Primary Fermenter

Homebrew Talk - Beer, Wine, Mead, & Cider Brewing Discussion Forum

Help Support Homebrew Talk - Beer, Wine, Mead, & Cider Brewing Discussion Forum:

This site may earn a commission from merchant affiliate links, including eBay, Amazon, and others.

Genelec

Member
Joined
May 31, 2012
Messages
20
Reaction score
0
Location
West Vancouver
Hello, this is my first post on this forum. I want to try to make a Vienna Lager. On the recipe it says to ferment in primary until fermentation is finished then to transfer to a carboy and lager in a fridge for 3 weeks. So my question is what is the difference between a primary fermenter and a carboy. I only have a carboy at the moment.
Thanks a lot!
 
A primary fementer can be a bucket or a carboy, traditionally if it's a carboy used as a primary it is a 6 or 6.5 gallon, to leave between 1 and 1.5 gallon headspace for krausen and co2 (which protects the beer from oxygen exposure in a 5 gallon batch of beer.

The carboy used to "secondary" or in the case of Lagers, to lager, is actually a 5 gallon carboy, so there is NO headspace during the process. Since co2 isn't produced during lagering the lack of a headspace protects your beer.

What size carboy do you have?
 
A lager, like any beer takes as long as it needs to ferment. It's an organic process. Usually a week to 10 days. You determine it by taking to consequetive gravity readings over a three day period.

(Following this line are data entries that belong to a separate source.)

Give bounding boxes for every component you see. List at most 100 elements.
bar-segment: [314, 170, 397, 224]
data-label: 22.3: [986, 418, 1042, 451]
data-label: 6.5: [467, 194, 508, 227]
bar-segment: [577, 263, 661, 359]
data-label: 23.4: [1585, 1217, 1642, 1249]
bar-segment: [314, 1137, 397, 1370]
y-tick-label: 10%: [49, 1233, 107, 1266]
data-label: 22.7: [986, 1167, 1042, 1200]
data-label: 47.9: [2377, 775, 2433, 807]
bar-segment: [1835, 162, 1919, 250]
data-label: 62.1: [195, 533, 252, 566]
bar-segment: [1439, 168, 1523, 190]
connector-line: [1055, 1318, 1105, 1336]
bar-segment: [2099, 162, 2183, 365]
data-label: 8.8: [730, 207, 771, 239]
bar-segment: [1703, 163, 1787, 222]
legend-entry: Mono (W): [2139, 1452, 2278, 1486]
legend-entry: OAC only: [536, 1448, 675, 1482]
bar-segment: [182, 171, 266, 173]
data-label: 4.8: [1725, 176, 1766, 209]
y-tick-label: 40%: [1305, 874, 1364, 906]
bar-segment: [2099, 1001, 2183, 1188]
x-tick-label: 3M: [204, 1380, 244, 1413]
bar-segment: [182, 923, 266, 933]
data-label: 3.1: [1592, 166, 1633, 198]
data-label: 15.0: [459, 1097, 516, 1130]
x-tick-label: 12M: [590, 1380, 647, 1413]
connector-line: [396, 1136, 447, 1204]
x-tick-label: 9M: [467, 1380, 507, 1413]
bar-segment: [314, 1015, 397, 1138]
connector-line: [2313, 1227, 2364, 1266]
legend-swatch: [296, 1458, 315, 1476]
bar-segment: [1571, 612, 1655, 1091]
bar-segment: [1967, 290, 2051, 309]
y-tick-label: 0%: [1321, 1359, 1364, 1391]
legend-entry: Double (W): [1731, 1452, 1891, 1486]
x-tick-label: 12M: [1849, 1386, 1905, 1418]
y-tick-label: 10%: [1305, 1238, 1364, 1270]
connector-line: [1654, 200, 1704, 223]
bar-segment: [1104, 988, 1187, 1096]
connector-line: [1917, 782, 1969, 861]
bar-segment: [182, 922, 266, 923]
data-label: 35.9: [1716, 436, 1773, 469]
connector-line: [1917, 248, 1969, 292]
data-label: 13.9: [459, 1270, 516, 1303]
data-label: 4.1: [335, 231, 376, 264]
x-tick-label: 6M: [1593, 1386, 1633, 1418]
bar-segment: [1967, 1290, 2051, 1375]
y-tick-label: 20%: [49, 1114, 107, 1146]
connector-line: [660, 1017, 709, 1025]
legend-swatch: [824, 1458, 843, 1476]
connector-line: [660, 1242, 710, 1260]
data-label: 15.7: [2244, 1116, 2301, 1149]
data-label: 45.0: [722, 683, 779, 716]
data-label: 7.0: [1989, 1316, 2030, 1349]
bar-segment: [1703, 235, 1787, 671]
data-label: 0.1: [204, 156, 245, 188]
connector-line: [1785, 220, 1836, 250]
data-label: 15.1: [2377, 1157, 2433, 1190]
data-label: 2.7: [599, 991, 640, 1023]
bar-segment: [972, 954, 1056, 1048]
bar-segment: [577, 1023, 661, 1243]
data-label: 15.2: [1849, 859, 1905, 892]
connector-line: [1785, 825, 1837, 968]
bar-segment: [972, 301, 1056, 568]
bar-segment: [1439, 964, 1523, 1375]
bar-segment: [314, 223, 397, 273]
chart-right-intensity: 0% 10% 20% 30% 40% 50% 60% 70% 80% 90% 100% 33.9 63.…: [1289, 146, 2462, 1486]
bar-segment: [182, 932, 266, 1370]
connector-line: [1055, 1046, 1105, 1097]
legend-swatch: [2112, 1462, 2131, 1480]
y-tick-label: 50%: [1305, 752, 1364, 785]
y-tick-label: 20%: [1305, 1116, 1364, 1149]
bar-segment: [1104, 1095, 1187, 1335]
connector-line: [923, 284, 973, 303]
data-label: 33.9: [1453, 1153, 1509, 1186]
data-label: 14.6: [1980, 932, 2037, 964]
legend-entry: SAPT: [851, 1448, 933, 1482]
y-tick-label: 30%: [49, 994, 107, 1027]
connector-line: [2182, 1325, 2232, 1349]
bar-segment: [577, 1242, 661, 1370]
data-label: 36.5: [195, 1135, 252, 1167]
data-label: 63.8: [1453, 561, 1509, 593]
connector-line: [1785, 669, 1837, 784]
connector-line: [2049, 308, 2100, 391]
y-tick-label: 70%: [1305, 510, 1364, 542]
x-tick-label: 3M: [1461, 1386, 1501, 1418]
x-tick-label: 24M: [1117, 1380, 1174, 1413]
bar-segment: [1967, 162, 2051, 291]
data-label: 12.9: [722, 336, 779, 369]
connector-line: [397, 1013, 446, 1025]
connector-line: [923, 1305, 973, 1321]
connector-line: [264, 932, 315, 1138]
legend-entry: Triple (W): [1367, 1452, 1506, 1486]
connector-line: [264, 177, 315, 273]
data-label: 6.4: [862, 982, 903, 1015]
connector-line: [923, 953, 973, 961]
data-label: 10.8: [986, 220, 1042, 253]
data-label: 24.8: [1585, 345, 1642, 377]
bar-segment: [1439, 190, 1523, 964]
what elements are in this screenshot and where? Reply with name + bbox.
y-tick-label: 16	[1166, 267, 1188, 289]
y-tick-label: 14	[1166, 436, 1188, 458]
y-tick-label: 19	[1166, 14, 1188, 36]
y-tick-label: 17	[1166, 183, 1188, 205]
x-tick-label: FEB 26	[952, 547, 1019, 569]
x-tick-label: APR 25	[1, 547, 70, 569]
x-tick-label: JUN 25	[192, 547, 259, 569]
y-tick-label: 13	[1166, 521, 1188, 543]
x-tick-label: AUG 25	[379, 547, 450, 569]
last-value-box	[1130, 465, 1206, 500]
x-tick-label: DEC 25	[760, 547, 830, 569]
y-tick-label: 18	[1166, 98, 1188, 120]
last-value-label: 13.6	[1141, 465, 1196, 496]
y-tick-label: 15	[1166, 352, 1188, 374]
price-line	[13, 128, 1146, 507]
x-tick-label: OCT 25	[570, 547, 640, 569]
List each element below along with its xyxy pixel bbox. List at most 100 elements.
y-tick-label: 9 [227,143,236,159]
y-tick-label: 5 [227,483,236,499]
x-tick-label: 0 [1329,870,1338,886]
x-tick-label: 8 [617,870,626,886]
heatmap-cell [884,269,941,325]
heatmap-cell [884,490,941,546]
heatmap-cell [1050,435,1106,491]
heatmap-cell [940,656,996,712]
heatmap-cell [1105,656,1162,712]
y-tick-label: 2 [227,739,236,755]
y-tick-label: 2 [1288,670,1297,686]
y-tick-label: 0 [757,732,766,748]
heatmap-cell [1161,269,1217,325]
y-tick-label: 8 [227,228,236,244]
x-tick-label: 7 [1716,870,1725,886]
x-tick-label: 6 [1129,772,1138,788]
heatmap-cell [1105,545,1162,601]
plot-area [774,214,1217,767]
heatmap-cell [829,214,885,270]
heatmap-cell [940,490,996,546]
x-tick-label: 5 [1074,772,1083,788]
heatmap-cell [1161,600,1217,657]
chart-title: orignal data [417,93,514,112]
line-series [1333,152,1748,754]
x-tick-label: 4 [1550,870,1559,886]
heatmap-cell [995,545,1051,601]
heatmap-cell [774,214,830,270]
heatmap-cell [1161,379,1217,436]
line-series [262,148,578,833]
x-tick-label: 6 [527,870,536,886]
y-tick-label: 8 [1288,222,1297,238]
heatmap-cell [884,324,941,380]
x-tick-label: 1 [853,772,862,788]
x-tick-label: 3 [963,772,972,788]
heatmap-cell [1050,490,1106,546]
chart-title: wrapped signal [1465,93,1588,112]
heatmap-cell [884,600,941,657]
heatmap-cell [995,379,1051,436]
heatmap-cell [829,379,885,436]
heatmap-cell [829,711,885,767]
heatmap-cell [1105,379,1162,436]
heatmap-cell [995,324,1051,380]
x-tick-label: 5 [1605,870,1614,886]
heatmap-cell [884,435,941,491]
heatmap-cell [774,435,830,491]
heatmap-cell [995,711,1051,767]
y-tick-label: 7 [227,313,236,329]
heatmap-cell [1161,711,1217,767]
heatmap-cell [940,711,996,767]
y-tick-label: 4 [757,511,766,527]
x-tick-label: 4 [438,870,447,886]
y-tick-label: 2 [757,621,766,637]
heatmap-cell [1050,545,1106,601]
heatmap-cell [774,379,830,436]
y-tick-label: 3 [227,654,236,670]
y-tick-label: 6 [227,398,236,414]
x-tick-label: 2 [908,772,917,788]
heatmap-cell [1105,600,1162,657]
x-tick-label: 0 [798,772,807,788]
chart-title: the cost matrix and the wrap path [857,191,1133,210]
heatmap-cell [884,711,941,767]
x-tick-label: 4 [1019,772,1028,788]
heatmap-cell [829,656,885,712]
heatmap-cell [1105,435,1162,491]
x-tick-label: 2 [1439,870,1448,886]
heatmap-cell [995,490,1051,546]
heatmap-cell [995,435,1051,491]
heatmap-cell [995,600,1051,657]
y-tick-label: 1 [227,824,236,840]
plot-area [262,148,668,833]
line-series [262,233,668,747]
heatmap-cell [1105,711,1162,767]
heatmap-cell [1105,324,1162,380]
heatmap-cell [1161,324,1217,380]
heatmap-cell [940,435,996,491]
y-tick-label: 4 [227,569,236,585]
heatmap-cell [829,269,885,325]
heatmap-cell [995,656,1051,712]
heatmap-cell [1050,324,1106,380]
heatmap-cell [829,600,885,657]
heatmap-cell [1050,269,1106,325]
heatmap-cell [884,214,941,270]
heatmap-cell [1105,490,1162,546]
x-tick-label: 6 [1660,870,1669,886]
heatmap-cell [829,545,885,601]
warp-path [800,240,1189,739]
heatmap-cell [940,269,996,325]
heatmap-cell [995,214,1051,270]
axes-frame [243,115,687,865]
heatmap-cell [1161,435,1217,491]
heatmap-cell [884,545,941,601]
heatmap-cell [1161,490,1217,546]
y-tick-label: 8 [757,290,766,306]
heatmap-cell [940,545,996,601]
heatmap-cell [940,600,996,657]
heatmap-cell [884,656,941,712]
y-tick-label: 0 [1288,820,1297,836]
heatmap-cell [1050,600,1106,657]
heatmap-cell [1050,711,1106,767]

I suggest people take the first reading around day 12 and again on day 14. After fermentation the yeast, if given a chance likes to clean up after itself. So a few days before raking I think is a good thing.
 
So if you're planning to do a small batch lager the 3.17 is good for a 2.5 gallon batch of beer as a primary. You really want to go smaller for the lager phase. If you can't find a smaller vessel, then get another 3 gallon and get a bunch of glass marbles, boil them to sanitize, then you could add them to the beer after you rack, this will displace the liquid and minimize the headspace.
 
Okay great. One more question, in my first brew a lot of water evaporated and I ended up with 2.5L of beer. Can you have too much air in you Carboy?
 
That's the point of headspace. During primary o2 is produced which fills the headspace and protects the beer. So no, during primary fermentation....during a secondary/lager phase, too much can be a worrisome thing.
 
I glad you did, lol, but the liter post then through me for a loop....LOL

BTW if you're looking for a good vienna lager, I don't want to toot my own horn, but my vienna recipe in the pulldown below my avatar is excellant. I'm drinking it now...
 
That recipe looks really good, sadly I would have to order half of the ingredients online, my local brew shop doesn't have Caramunich Malt and Hallertauer Hops :( I'm making mine with Pilsner Malt, Tettnang Hops and Bavarian Lager yeast.